7 Kommentare zu “Investorenfreundliche Höschen aus Kambodscha und die Charaktermasken”

  1. andreas am Januar 3rd, 2013 1:46 pm

    Was ich nicht gedacht hätte ist, daß ein Fussballtrikot der Firma Addidas für € 7,50 hergestellt und nach Germoney geliefert wird. Hier kann man es dann für € 89,- kaufen. Brutal.

    p.s. Gutes neues Jahr!

  2. Entitaet am Januar 3rd, 2013 2:16 pm

    Na ja, zwar interessant, was du geschrieben hast, aber wo ist die (tiefere oder eigentliche) Erkenntnis (für den aufmerksamen Leser resp. die betr. Leserin)?
    Zitat:
    „Nur damit das klar ist: Ich kümmere mich nicht darum, wer das produziert hat, was ich am Leib trage.“
    Das kann ich auch allgemein formulieren:
    „Ich kümmere mich grundsätzlich nicht darum, wer was unter welchen Bedingungen produziert hat, was ich kaufe.“
    Wenn alle oder viele Konsumenten in der so genannten Ersten Welt so denken _und_ handeln, wird sich der Prozess hin zu dieser Vision nur sehr, sehr langsam ändern:
    Zitat:
    „Die Höhe der Löhne sind nicht objektiv, sondern eine Machtfrage. Was würde geschehen, wenn das Proletariat weltweit ein Lohnniveau erkämpft hätte, das dem in den industrialisierten Staaten aka ‚Erste Welt‘ ähnelt?“

    Darauf zu warten, dass das von dir so genannte Proletariat weltweit ein Lohnnivea wie hier™ erkämpft hat, ist auf die lange Sicht mutmaßlich nicht die schnellere Variante.

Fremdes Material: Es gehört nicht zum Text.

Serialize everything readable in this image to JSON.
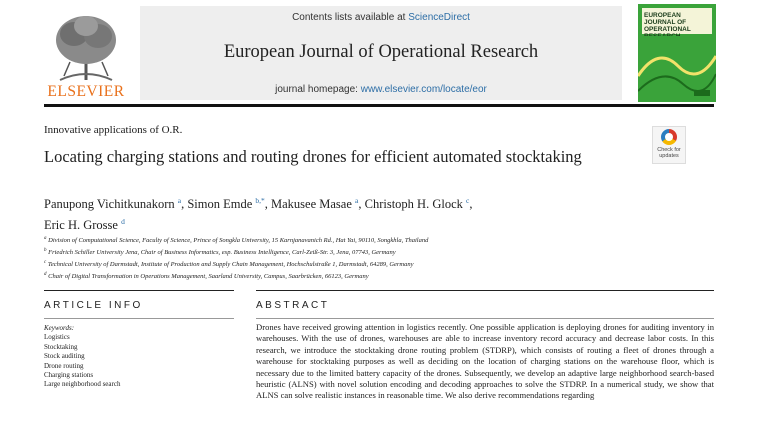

  3. admin am Januar 3rd, 2013 3:07 pm

    wer das Kapital nur zwingen will, bessere Löhne zu zahlen, also seinen Profit zu schmälern, stellt nicht das System der Ausbeutung in Frage. Das ist ungefähr so, als hätte man einen Sklavenhalter im alten Rom aufgefordert, doch bitte die Sklaven netter zu behandeln, aber die Sklaverei an sich nicht angetastet. Wie schon gesagt: Ausbeutung ist keine moralische Kategorie.

  4. sramXX am Januar 4th, 2013 10:39 am

    Politisch korrektes bzw. strategisches Konsumieren hat bereits Oliver Geden in einem Aufsatz kritisiert. Ich habe vor kurzen erst das Buch von Kathrin Hartmann „Ende der Märchenstunde“ zu Ende gelesen, in dem es den LOHAS (Lifestyle of Health and Sustainability)nur darum geht, durch alternatives Konsumverhalten das eigene Lebensgefühl zu steigern, aber nicht darum, die Strukturen durch politisches Engagement zu verändern. Auf den Nenner gebracht: Bionade und Krombacher zur Rettung der Welt trinken statt Schottern mit Nike-Bereifung an den Füßen.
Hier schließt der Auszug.